We’re the parents, we’re supposed to know everything, right? I don’t know about you but raising and disciplining 3 children daily is a tough road to navigate without making mistakes. Which is probably why I make so many.
It seems like every day, at some point I cringe at the way I handle a situation with my kids. Whether I’m too negative, expect too much or intervene in their squabble simply because I’m tired of listening to it, I mess up. A lot. Everyday.
Here are some ideas to think about, if you need to right the discipline ship in your home.

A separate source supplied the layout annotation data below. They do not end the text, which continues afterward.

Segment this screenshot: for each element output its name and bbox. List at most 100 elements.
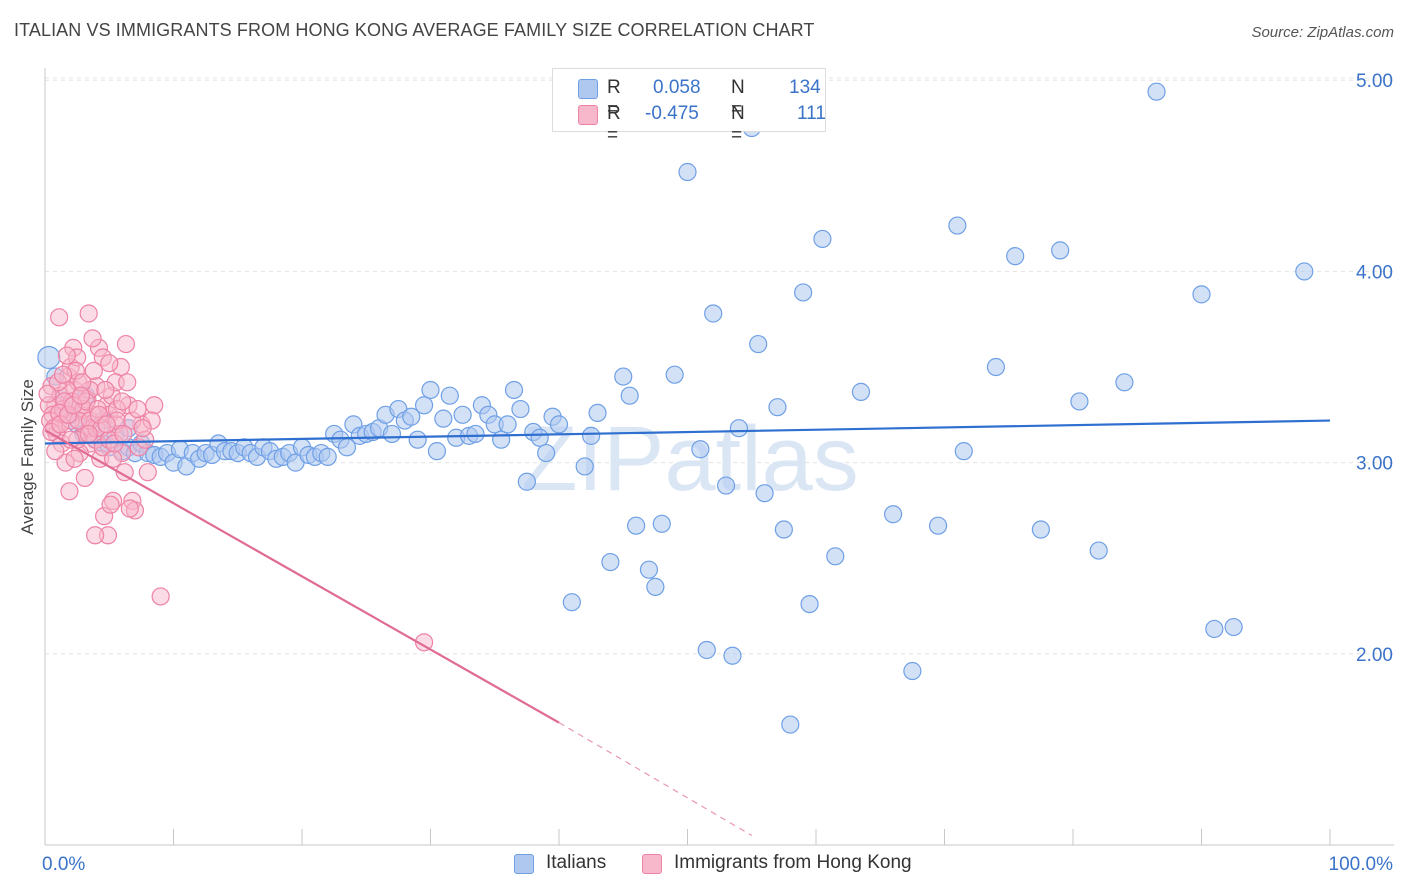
italians-point <box>883 505 903 524</box>
italians-trend-line <box>44 419 1331 445</box>
italians-point <box>1205 619 1224 639</box>
italians-point <box>723 646 742 665</box>
r-label: R = <box>607 77 621 120</box>
hong-kong-point <box>50 308 69 327</box>
r-value: -0.475 <box>645 103 699 124</box>
italians-point <box>549 415 569 434</box>
hong-kong-point <box>151 587 170 606</box>
y-axis-label: Average Family Size <box>18 379 37 535</box>
x-tick-label: 100.0% <box>1329 854 1394 875</box>
italians-point <box>774 520 793 539</box>
legend-swatch-blue <box>578 79 598 99</box>
italians-point <box>697 640 716 660</box>
hong-kong-trend-line <box>44 429 560 724</box>
italians-point <box>382 424 402 444</box>
italians-point <box>903 661 922 681</box>
hong-kong-point <box>86 526 105 545</box>
hong-kong-point <box>120 499 139 518</box>
italians-point <box>716 476 736 495</box>
x-tick-labels: 0.0% 100.0% <box>42 854 1393 875</box>
legend-swatch-pink <box>642 854 662 874</box>
italians-point <box>37 345 61 370</box>
italians-point <box>1147 82 1166 101</box>
hong-kong-point <box>57 346 76 365</box>
italians-point <box>678 162 697 182</box>
italians-point <box>1295 262 1314 281</box>
r-value: 0.058 <box>653 77 701 98</box>
italians-point <box>440 386 459 405</box>
watermark: ZIPatlas <box>521 408 858 510</box>
n-value: 134 <box>789 77 821 98</box>
italians-point <box>928 516 948 535</box>
italians-point <box>986 357 1006 377</box>
stats-legend: R = 0.058 N = 134 R = -0.475 N = 111 <box>552 68 826 146</box>
n-label: N = <box>731 77 745 120</box>
italians-point <box>601 552 620 572</box>
italians-point <box>954 442 973 461</box>
italians-point <box>1115 373 1134 392</box>
italians-point <box>1006 247 1025 266</box>
legend-label: Immigrants from Hong Kong <box>674 852 912 873</box>
italians-point <box>704 304 723 323</box>
italians-point <box>626 516 646 535</box>
y-tick-label: 4.00 <box>1356 262 1393 283</box>
hong-kong-point <box>96 380 115 400</box>
hong-kong-point <box>83 329 102 348</box>
hong-kong-point <box>60 482 79 501</box>
italians-point <box>1051 241 1070 260</box>
hong-kong-point <box>133 419 152 438</box>
italians-point <box>665 365 684 384</box>
hong-kong-point <box>53 365 73 384</box>
hong-kong-point <box>46 442 65 461</box>
italians-point <box>826 547 845 566</box>
hong-kong-trend-extension <box>558 722 753 836</box>
italians-point <box>614 367 633 386</box>
hong-kong-point <box>97 415 116 434</box>
italians-point <box>588 403 607 423</box>
hong-kong-point <box>84 361 103 380</box>
regression-lines <box>44 419 1331 836</box>
hong-kong-point <box>79 304 98 323</box>
y-tick-label: 2.00 <box>1356 645 1393 666</box>
italians-point <box>851 382 871 401</box>
hong-kong-point <box>114 424 133 444</box>
n-label: N = <box>731 103 745 146</box>
italians-point <box>800 594 819 614</box>
source-label: Source: ZipAtlas.com <box>1251 24 1394 41</box>
italians-point <box>639 560 659 579</box>
italians-point <box>691 440 710 459</box>
italians-point <box>421 380 440 400</box>
italians-point <box>318 447 337 466</box>
italians-point <box>517 472 536 491</box>
n-value: 111 <box>797 103 826 124</box>
axes <box>44 68 1394 846</box>
italians-point <box>414 396 434 415</box>
hong-kong-point <box>138 463 157 482</box>
y-tick-labels: 2.00 3.00 4.00 5.00 <box>1356 71 1393 666</box>
hong-kong-point <box>116 334 136 354</box>
grid-lines <box>45 77 1394 655</box>
italians-point <box>652 514 671 533</box>
italians-point <box>781 715 800 734</box>
hong-kong-point <box>71 386 91 405</box>
italians-point <box>1224 617 1243 637</box>
italians-point <box>1089 541 1108 560</box>
italians-point <box>755 484 774 503</box>
italians-point <box>434 409 453 428</box>
italians-point <box>948 216 967 235</box>
italians-point <box>729 419 749 438</box>
hong-kong-point <box>414 633 434 652</box>
italians-point <box>794 283 813 302</box>
italians-point <box>408 430 427 449</box>
italians-point <box>575 457 594 476</box>
legend-swatch-pink <box>578 105 598 125</box>
italians-point <box>453 405 472 424</box>
hong-kong-point <box>118 373 137 392</box>
italians-point <box>492 430 511 449</box>
italians-point <box>1031 520 1050 539</box>
x-tick-label: 0.0% <box>42 854 85 875</box>
hong-kong-point <box>100 354 119 373</box>
italians-point <box>537 443 556 463</box>
italians-point <box>749 334 768 354</box>
italians-point <box>562 593 581 612</box>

Expecting too much? Young Children haven’t yet developed impulse control or the social etiquette to handle themselves in the candy aisle at the grocery store, or public places in general. Take a breathe and remind yourself, they aren’t trying to push you over the edge, they really just don’t know any better. Gently remind them and give them an example of the appropriate way to ask for or handle the specific situation.
Time Out Not Working? If you’re using time out as a way to calm your child down and it’s having the opposite effect, try sitting with your child to get them to calm down. Once they are calm explain to them why their behavior was not ok. Many children will see a time out as a form of rejection, which will only cause them to act out more. Always remember, it’s ok to put yourself in time out, too.
Not Following Through? How many times have you had to count to get your child to respond? This is a toughy in our house, and we’ll catch ourselves doing it only to realize that we shouldn’t have to count. We said do it, so they should hop to it. Same thing with giving multiple chances. Once you make a rule, you stick to it and follow through. Anything less will give your child the impression that negotiation is ok or that their cooperation is optional. Remember to be respectful and clear with your directives and praise and thank them when they follow through.
Letting Them Work It Out: I’m not a very patient person. I struggle with this more than anything and listening to my kids bicker and fight non stop will de-rail my patience train in a heart beat. I’ve been trying very hard to help them become a little more independent in dealing with each other and with daily mishaps that come with being a young child. Whether they’re fighting over the My Little Ponies, or knocking over a cup of water in the kitchen, I’m doing all I can to let them fix it. Being kid-like is part of, well, being kids. Trying to police every tiny thing they do can be exhausting. Step back, watch a minute and ask yourself; Big deal, or little deal? If it’s a tipped over sippy, little deal. Let them get handle it and work it our themselves. If they’re chasing their sibling (or you) around the kitchen with a steak knife, it’s time to intervene.
What’s your biggest Discipline Mistake?